/csGeneset

An R package containing multiple data sets for bioinformatics analysis

Primary LanguageROtherNOASSERTION

csGeneset

The gene set or data used for data analysis

Installation

You can install the development version of csGeneset from GitHub with:

# install.packages("devtools")
devtools::install_github("BioInfoCloud/csGeneset")

MSigDB

Gene set from MSigDB database

library(csGeneset)
listMSigDB(gsMSigDB)
gobp <- gsMSigDB[["c5.go.bp.v2022-1.Hs.symbols.gmt"]]
gobp_gs <- gobp[["geneSet"]]
head(gobp_gs)

MCPcounter

MCP-counter(Microenvironment Cell Populations-counter)
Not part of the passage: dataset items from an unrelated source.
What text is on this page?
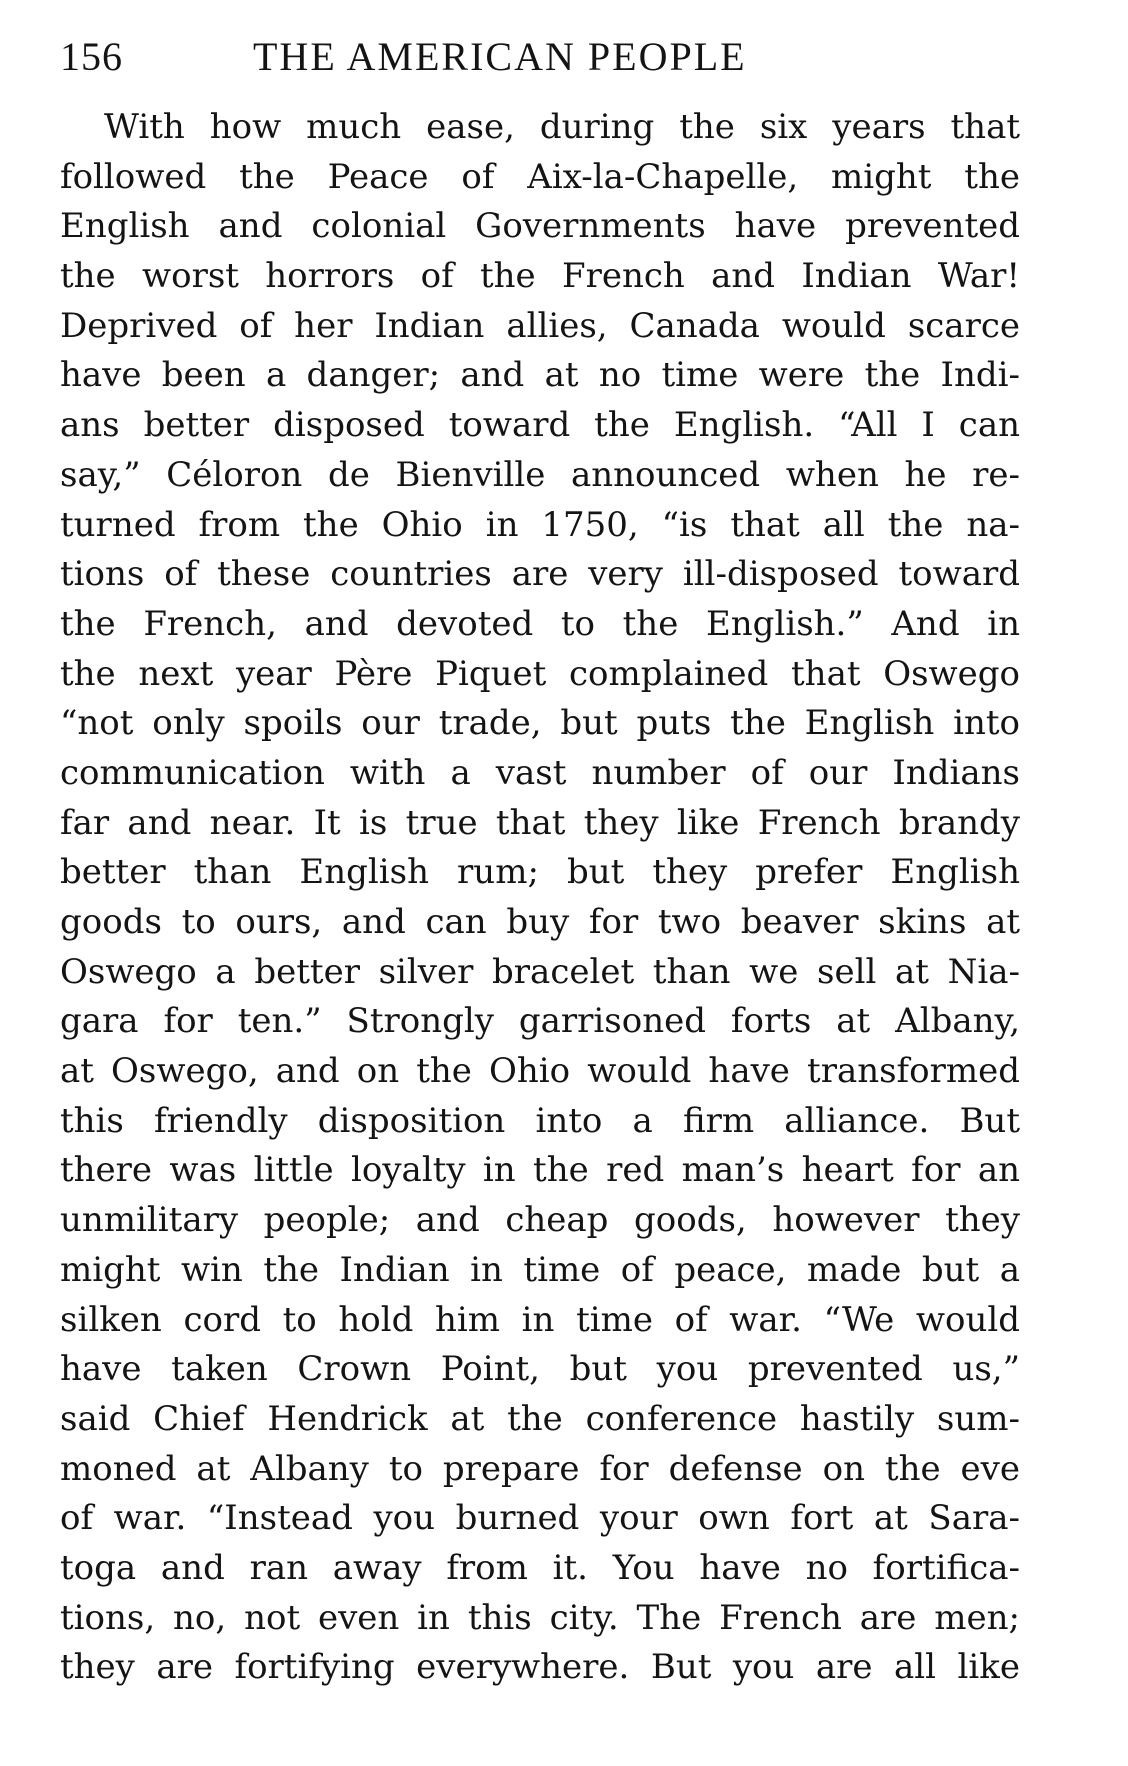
156	THE AMERICAN PEOPLE
With how much ease, during the six years that
followed the Peace of Aix-la-Chapelle, might the
English and colonial Governments have prevented
the worst horrors of the French and Indian War!
Deprived of her Indian allies, Canada would scarce
have been a danger; and at no time were the Indi-
ans better disposed toward the English. “All I can
say,” Céloron de Bienville announced when he re-
turned from the Ohio in 1750, “is that all the na-
tions of these countries are very ill-disposed toward
the French, and devoted to the English.” And in
the next year Père Piquet complained that Oswego
“not only spoils our trade, but puts the English into
communication with a vast number of our Indians
far and near. It is true that they like French brandy
better than English rum; but they prefer English
goods to ours, and can buy for two beaver skins at
Oswego a better silver bracelet than we sell at Nia-
gara for ten.” Strongly garrisoned forts at Albany,
at Oswego, and on the Ohio would have transformed
this friendly disposition into a firm alliance. But
there was little loyalty in the red man’s heart for an
unmilitary people; and cheap goods, however they
might win the Indian in time of peace, made but a
silken cord to hold him in time of war. “We would
have taken Crown Point, but you prevented us,”
said Chief Hendrick at the conference hastily sum-
moned at Albany to prepare for defense on the eve
of war. “Instead you burned your own fort at Sara-
toga and ran away from it. You have no fortifica-
tions, no, not even in this city. The French are men;
they are fortifying everywhere. But you are all like
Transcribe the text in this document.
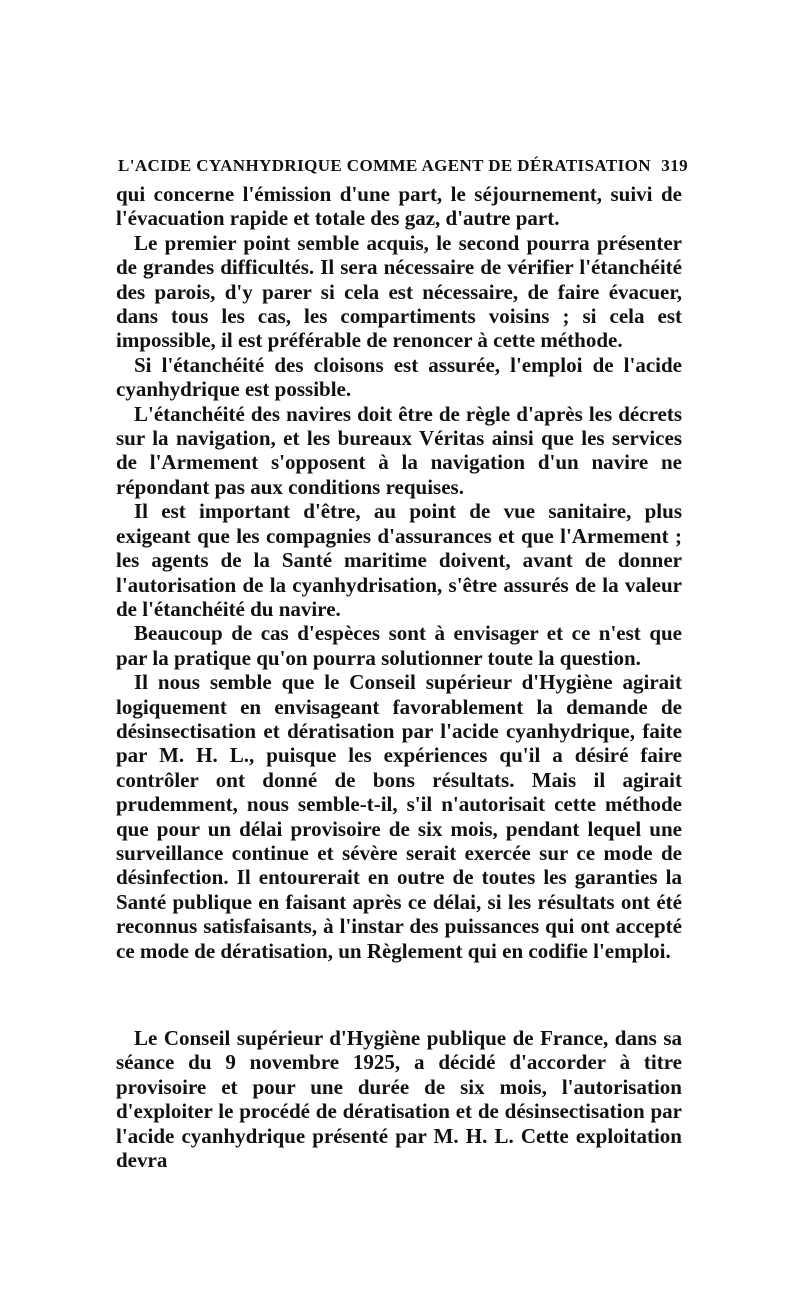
L'ACIDE CYANHYDRIQUE COMME AGENT DE DÉRATISATION 319

qui concerne l'émission d'une part, le séjournement, suivi de l'évacuation rapide et totale des gaz, d'autre part.

Le premier point semble acquis, le second pourra présenter de grandes difficultés. Il sera nécessaire de vérifier l'étanchéité des parois, d'y parer si cela est nécessaire, de faire évacuer, dans tous les cas, les compartiments voisins ; si cela est impossible, il est préférable de renoncer à cette méthode.

Si l'étanchéité des cloisons est assurée, l'emploi de l'acide cyanhydrique est possible.

L'étanchéité des navires doit être de règle d'après les décrets sur la navigation, et les bureaux Véritas ainsi que les services de l'Armement s'opposent à la navigation d'un navire ne répondant pas aux conditions requises.

Il est important d'être, au point de vue sanitaire, plus exigeant que les compagnies d'assurances et que l'Armement ; les agents de la Santé maritime doivent, avant de donner l'autorisation de la cyanhydrisation, s'être assurés de la valeur de l'étanchéité du navire.

Beaucoup de cas d'espèces sont à envisager et ce n'est que par la pratique qu'on pourra solutionner toute la question.

Il nous semble que le Conseil supérieur d'Hygiène agirait logiquement en envisageant favorablement la demande de désinsectisation et dératisation par l'acide cyanhydrique, faite par M. H. L., puisque les expériences qu'il a désiré faire contrôler ont donné de bons résultats. Mais il agirait prudemment, nous semble-t-il, s'il n'autorisait cette méthode que pour un délai provisoire de six mois, pendant lequel une surveillance continue et sévère serait exercée sur ce mode de désinfection. Il entourerait en outre de toutes les garanties la Santé publique en faisant après ce délai, si les résultats ont été reconnus satisfaisants, à l'instar des puissances qui ont accepté ce mode de dératisation, un Règlement qui en codifie l'emploi.

Le Conseil supérieur d'Hygiène publique de France, dans sa séance du 9 novembre 1925, a décidé d'accorder à titre provisoire et pour une durée de six mois, l'autorisation d'exploiter le procédé de dératisation et de désinsectisation par l'acide cyanhydrique présenté par M. H. L. Cette exploitation devra
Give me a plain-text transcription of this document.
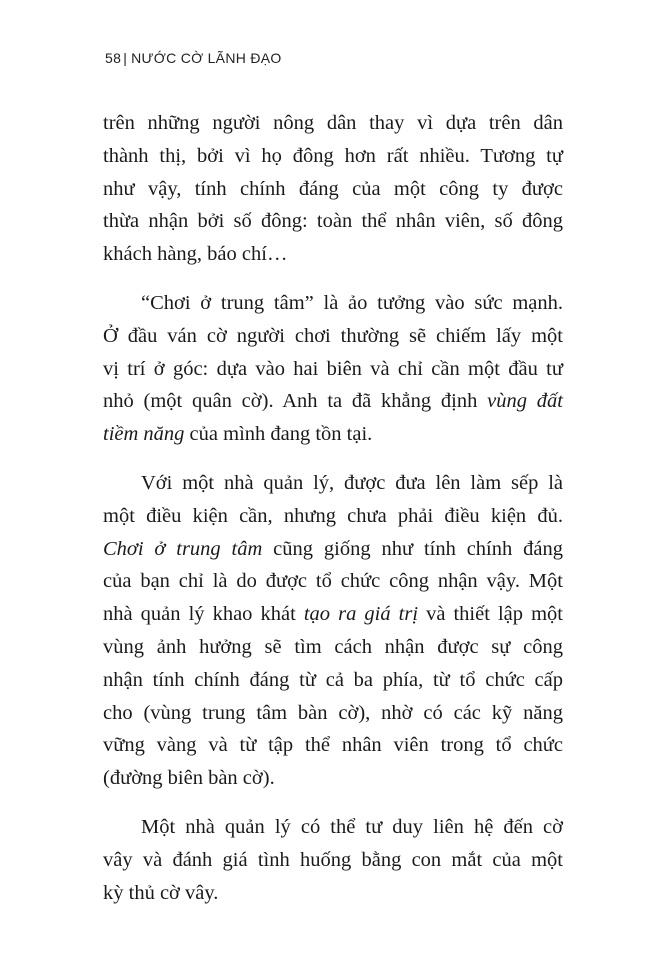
58 | NƯỚC CỜ LÃNH ĐẠO

trên những người nông dân thay vì dựa trên dân
thành thị, bởi vì họ đông hơn rất nhiều. Tương tự
như vậy, tính chính đáng của một công ty được
thừa nhận bởi số đông: toàn thể nhân viên, số đông
khách hàng, báo chí…

“Chơi ở trung tâm” là ảo tưởng vào sức mạnh.
Ở đầu ván cờ người chơi thường sẽ chiếm lấy một
vị trí ở góc: dựa vào hai biên và chỉ cần một đầu tư
nhỏ (một quân cờ). Anh ta đã khẳng định vùng đất
tiềm năng của mình đang tồn tại.

Với một nhà quản lý, được đưa lên làm sếp là
một điều kiện cần, nhưng chưa phải điều kiện đủ.
Chơi ở trung tâm cũng giống như tính chính đáng
của bạn chỉ là do được tổ chức công nhận vậy. Một
nhà quản lý khao khát tạo ra giá trị và thiết lập một
vùng ảnh hưởng sẽ tìm cách nhận được sự công
nhận tính chính đáng từ cả ba phía, từ tổ chức cấp
cho (vùng trung tâm bàn cờ), nhờ có các kỹ năng
vững vàng và từ tập thể nhân viên trong tổ chức
(đường biên bàn cờ).

Một nhà quản lý có thể tư duy liên hệ đến cờ
vây và đánh giá tình huống bằng con mắt của một
kỳ thủ cờ vây.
How is the data extracted?

library(csGeneset)
library(MCPcounter)
# Probe annotation.
probesets <- annoMCPcounter[["probesets"]]
# gene annotation
genes <- annoMCPcounter[["genes"]]
?MCPcounter.estimate

probesets and genes are equivalent to the following result:

library(MCPcounter)
library(preprocessCore)
# Probe annotation results.
probesets = read.table(curl('http://raw.githubusercontent.com/ebecht/MCPcounter/master/Signatures/probesets.txt'),
                       sep='\t',stringsAsFactors=FALSE,colClasses='character')


# gene annotation.
genes = read.table(curl('http://raw.githubusercontent.com/ebecht/MCPcounter/master/Signatures/genes.txt'),
                   sep='\t',
                   stringsAsFactors=FALSE,
                   header=TRUE,
                   colClasses='character',
                   check.names=FALSE)

Cite

Becht E, Giraldo N A, Lacroix L, et al. Estimating the population abundance of tissue-infiltrating immune and stromal cell populations using gene expression[J]. Genome biology, 2016, 17(1): 1-20.

gsGSVA

The getGmt function reads data from the .gmt file.

names(gsGSVA)
# Gene sets for GSVA package analysis were extracted.
gsImmCell <- gsGSVA[["ImmCell"]][["geneSet"]]

gsEffector

Classification or annotation of some genes for analysis.